Step	first	second	third
1	1	2	-
2	2	3	3
3	3	5	5
4	5	8	8
Result		8

Output: 8

Alternative Approaches & Why Not?

1. Recursive Approach

class Solution {
public:
    int climbStairs(int n) {
        if (n <= 2) return n;
        return climbStairs(n-1) + climbStairs(n-2);
    }
};

Time Complexity: $O(2^n)$ (Exponential, very slow) Space Complexity: $O(n)$ (Recursive stack)

❌ Why Not? Causes redundant calculations and time complexity explodes.

2. Memoization (Top-Down DP)

class Solution {
public:
    int dp[46] = {0};
    int climbStairs(int n) {
        if (n <= 2) return n;
        if (dp[n] > 0) return dp[n];
        return dp[n] = climbStairs(n-1) + climbStairs(n-2);
    }
};

Time Complexity: $O(n)$ Space Complexity: $O(n)$ (due to recursion depth and array)
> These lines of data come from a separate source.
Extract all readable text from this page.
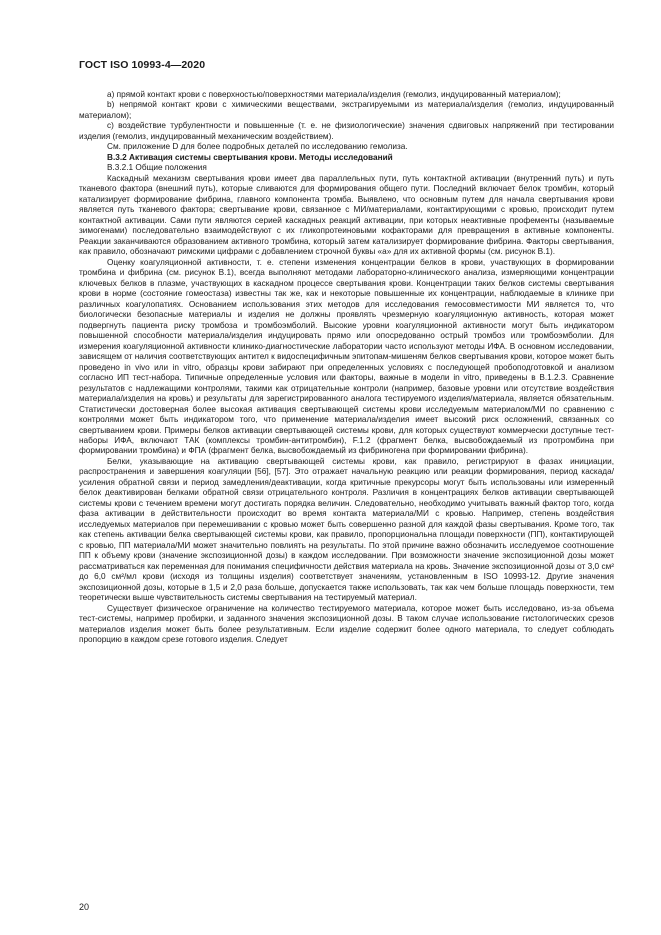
ГОСТ ISO 10993-4—2020

а) прямой контакт крови с поверхностью/поверхностями материала/изделия (гемолиз, индуцированный материалом);

b) непрямой контакт крови с химическими веществами, экстрагируемыми из материала/изделия (гемолиз, индуцированный материалом);

с) воздействие турбулентности и повышенные (т. е. не физиологические) значения сдвиговых напряжений при тестировании изделия (гемолиз, индуцированный механическим воздействием).

См. приложение D для более подробных деталей по исследованию гемолиза.

В.3.2 Активация системы свертывания крови. Методы исследований

В.3.2.1 Общие положения

Каскадный механизм свертывания крови имеет два параллельных пути, путь контактной активации (внутренний путь) и путь тканевого фактора (внешний путь), которые сливаются для формирования общего пути. Последний включает белок тромбин, который катализирует формирование фибрина, главного компонента тромба. Выявлено, что основным путем для начала свертывания крови является путь тканевого фактора; свертывание крови, связанное с МИ/материалами, контактирующими с кровью, происходит путем контактной активации. Сами пути являются серией каскадных реакций активации, при которых неактивные профементы (называемые зимогенами) последовательно взаимодействуют с их гликопротеиновыми кофакторами для превращения в активные компоненты. Реакции заканчиваются образованием активного тромбина, который затем катализирует формирование фибрина. Факторы свертывания, как правило, обозначают римскими цифрами с добавлением строчной буквы «а» для их активной формы (см. рисунок В.1).

Оценку коагуляционной активности, т. е. степени изменения концентрации белков в крови, участвующих в формировании тромбина и фибрина (см. рисунок В.1), всегда выполняют методами лабораторно-клинического анализа, измеряющими концентрации ключевых белков в плазме, участвующих в каскадном процессе свертывания крови. Концентрации таких белков системы свертывания крови в норме (состояние гомеостаза) известны так же, как и некоторые повышенные их концентрации, наблюдаемые в клинике при различных коагулопатиях. Основанием использования этих методов для исследования гемосовместимости МИ является то, что биологически безопасные материалы и изделия не должны проявлять чрезмерную коагуляционную активность, которая может подвергнуть пациента риску тромбоза и тромбоэмболий. Высокие уровни коагуляционной активности могут быть индикатором повышенной способности материала/изделия индуцировать прямо или опосредованно острый тромбоз или тромбоэмболии. Для измерения коагуляционной активности клинико-диагностические лаборатории часто используют методы ИФА. В основном исследовании, зависящем от наличия соответствующих антител к видоспецифичным эпитопам-мишеням белков свертывания крови, которое может быть проведено in vivo или in vitro, образцы крови забирают при определенных условиях с последующей пробоподготовкой и анализом согласно ИП тест-набора. Типичные определенные условия или факторы, важные в модели in vitro, приведены в В.1.2.3. Сравнение результатов с надлежащими контролями, такими как отрицательные контроли (например, базовые уровни или отсутствие воздействия материала/изделия на кровь) и результаты для зарегистрированного аналога тестируемого изделия/материала, является обязательным. Статистически достоверная более высокая активация свертывающей системы крови исследуемым материалом/МИ по сравнению с контролями может быть индикатором того, что применение материала/изделия имеет высокий риск осложнений, связанных со свертыванием крови. Примеры белков активации свертывающей системы крови, для которых существуют коммерчески доступные тест-наборы ИФА, включают ТАК (комплексы тромбин-антитромбин), F.1.2 (фрагмент белка, высвобождаемый из протромбина при формировании тромбина) и ФПА (фрагмент белка, высвобождаемый из фибриногена при формировании фибрина).

Белки, указывающие на активацию свертывающей системы крови, как правило, регистрируют в фазах инициации, распространения и завершения коагуляции [56], [57]. Это отражает начальную реакцию или реакции формирования, период каскада/усиления обратной связи и период замедления/деактивации, когда критичные прекурсоры могут быть использованы или измеренный белок деактивирован белками обратной связи отрицательного контроля. Различия в концентрациях белков активации свертывающей системы крови с течением времени могут достигать порядка величин. Следовательно, необходимо учитывать важный фактор того, когда фаза активации в действительности происходит во время контакта материала/МИ с кровью. Например, степень воздействия исследуемых материалов при перемешивании с кровью может быть совершенно разной для каждой фазы свертывания. Кроме того, так как степень активации белка свертывающей системы крови, как правило, пропорциональна площади поверхности (ПП), контактирующей с кровью, ПП материала/МИ может значительно повлиять на результаты. По этой причине важно обозначить исследуемое соотношение ПП к объему крови (значение экспозиционной дозы) в каждом исследовании. При возможности значение экспозиционной дозы может рассматриваться как переменная для понимания специфичности действия материала на кровь. Значение экспозиционной дозы от 3,0 см² до 6,0 см²/мл крови (исходя из толщины изделия) соответствует значениям, установленным в ISO 10993-12. Другие значения экспозиционной дозы, которые в 1,5 и 2,0 раза больше, допускается также использовать, так как чем больше площадь поверхности, тем теоретически выше чувствительность системы свертывания на тестируемый материал.

Существует физическое ограничение на количество тестируемого материала, которое может быть исследовано, из-за объема тест-системы, например пробирки, и заданного значения экспозиционной дозы. В таком случае использование гистологических срезов материалов изделия может быть более результативным. Если изделие содержит более одного материала, то следует соблюдать пропорцию в каждом срезе готового изделия. Следует

20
✅ Better but still uses extra space.

3. Bottom-Up DP (Tabulation)

class Solution {
public:
    int climbStairs(int n) {
        int dp[46];
        dp[1] = 1, dp[2] = 2;
        for (int i = 3; i <= n; i++) {
            dp[i] = dp[i-1] + dp[i-2];
        }
        return dp[n];
    }
};

Time Complexity: $O(n)$ Space Complexity: $O(n)$

✅ Efficient but can be further optimized in space.
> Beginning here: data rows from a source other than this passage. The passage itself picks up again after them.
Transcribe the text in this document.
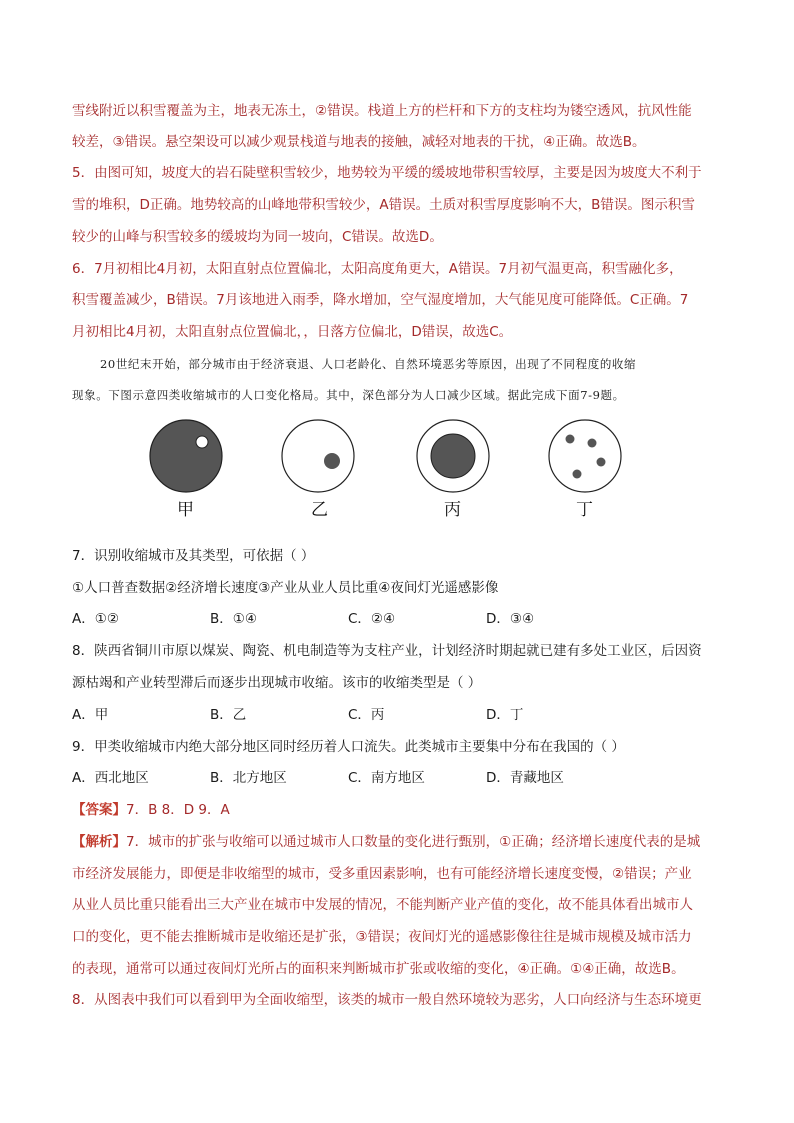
雪线附近以积雪覆盖为主，地表无冻土，②错误。栈道上方的栏杆和下方的支柱均为镂空透风，抗风性能
较差，③错误。悬空架设可以减少观景栈道与地表的接触，减轻对地表的干扰，④正确。故选B。
5．由图可知，坡度大的岩石陡壁积雪较少，地势较为平缓的缓坡地带积雪较厚，主要是因为坡度大不利于
雪的堆积，D正确。地势较高的山峰地带积雪较少，A错误。土质对积雪厚度影响不大，B错误。图示积雪
较少的山峰与积雪较多的缓坡均为同一坡向，C错误。故选D。
6．7月初相比4月初，太阳直射点位置偏北，太阳高度角更大，A错误。7月初气温更高，积雪融化多，
积雪覆盖减少，B错误。7月该地进入雨季，降水增加，空气湿度增加，大气能见度可能降低。C正确。7
月初相比4月初，太阳直射点位置偏北，，日落方位偏北，D错误，故选C。
20世纪末开始，部分城市由于经济衰退、人口老龄化、自然环境恶劣等原因，出现了不同程度的收缩
现象。下图示意四类收缩城市的人口变化格局。其中，深色部分为人口减少区域。据此完成下面7-9题。
甲	乙	丙	丁
7．识别收缩城市及其类型，可依据（ ）
①人口普查数据②经济增长速度③产业从业人员比重④夜间灯光遥感影像
A．①②	B．①④	C．②④	D．③④
8．陕西省铜川市原以煤炭、陶瓷、机电制造等为支柱产业，计划经济时期起就已建有多处工业区，后因资
源枯竭和产业转型滞后而逐步出现城市收缩。该市的收缩类型是（ ）
A．甲	B．乙	C．丙	D．丁
9．甲类收缩城市内绝大部分地区同时经历着人口流失。此类城市主要集中分布在我国的（ ）
A．西北地区	B．北方地区	C．南方地区	D．青藏地区
【答案】7．B 8．D 9．A
【解析】7．城市的扩张与收缩可以通过城市人口数量的变化进行甄别，①正确；经济增长速度代表的是城
市经济发展能力，即便是非收缩型的城市，受多重因素影响，也有可能经济增长速度变慢，②错误；产业
从业人员比重只能看出三大产业在城市中发展的情况，不能判断产业产值的变化，故不能具体看出城市人
口的变化，更不能去推断城市是收缩还是扩张，③错误；夜间灯光的遥感影像往往是城市规模及城市活力
的表现，通常可以通过夜间灯光所占的面积来判断城市扩张或收缩的变化，④正确。①④正确，故选B。
8．从图表中我们可以看到甲为全面收缩型，该类的城市一般自然环境较为恶劣，人口向经济与生态环境更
Best Solution & Why It’s Best

The space-optimized approach (O(1)) is the best because:

• Uses only two variables instead of an array (O(n)).
• Runs in linear time (O(n)).

Comparison Table

Approach	Time Complexity	Space Complexity	Efficiency
Recursion	O(2^n)	O(n)	❌ Slow
Memoization DP	O(n)	O(n)	✅ Faster
Bottom-Up DP	O(n)	O(n)	✅ Good
Space-Optimized	O(n)	O(1)	🚀 Best

Complexity Analysis

Approach	Time Complexity	Space Complexity
Recursion	O(2^n)	O(n)
Memoization	O(n)	O(n)
Tabulation	O(n)	O(n)
Space-Optimized	O(n)	O(1)

Conclusion

• The best solution is the Space-Optimized DP (O(n) time, O(1) space).
• This problem is similar to Fibonacci Sequence, making it a great DP example.
• Practice More:
  • Fibonacci Number
  • House Robber
  • Min Cost Climbing Stairs

🚀 Mastering this problem strengthens your understanding of Dynamic Programming!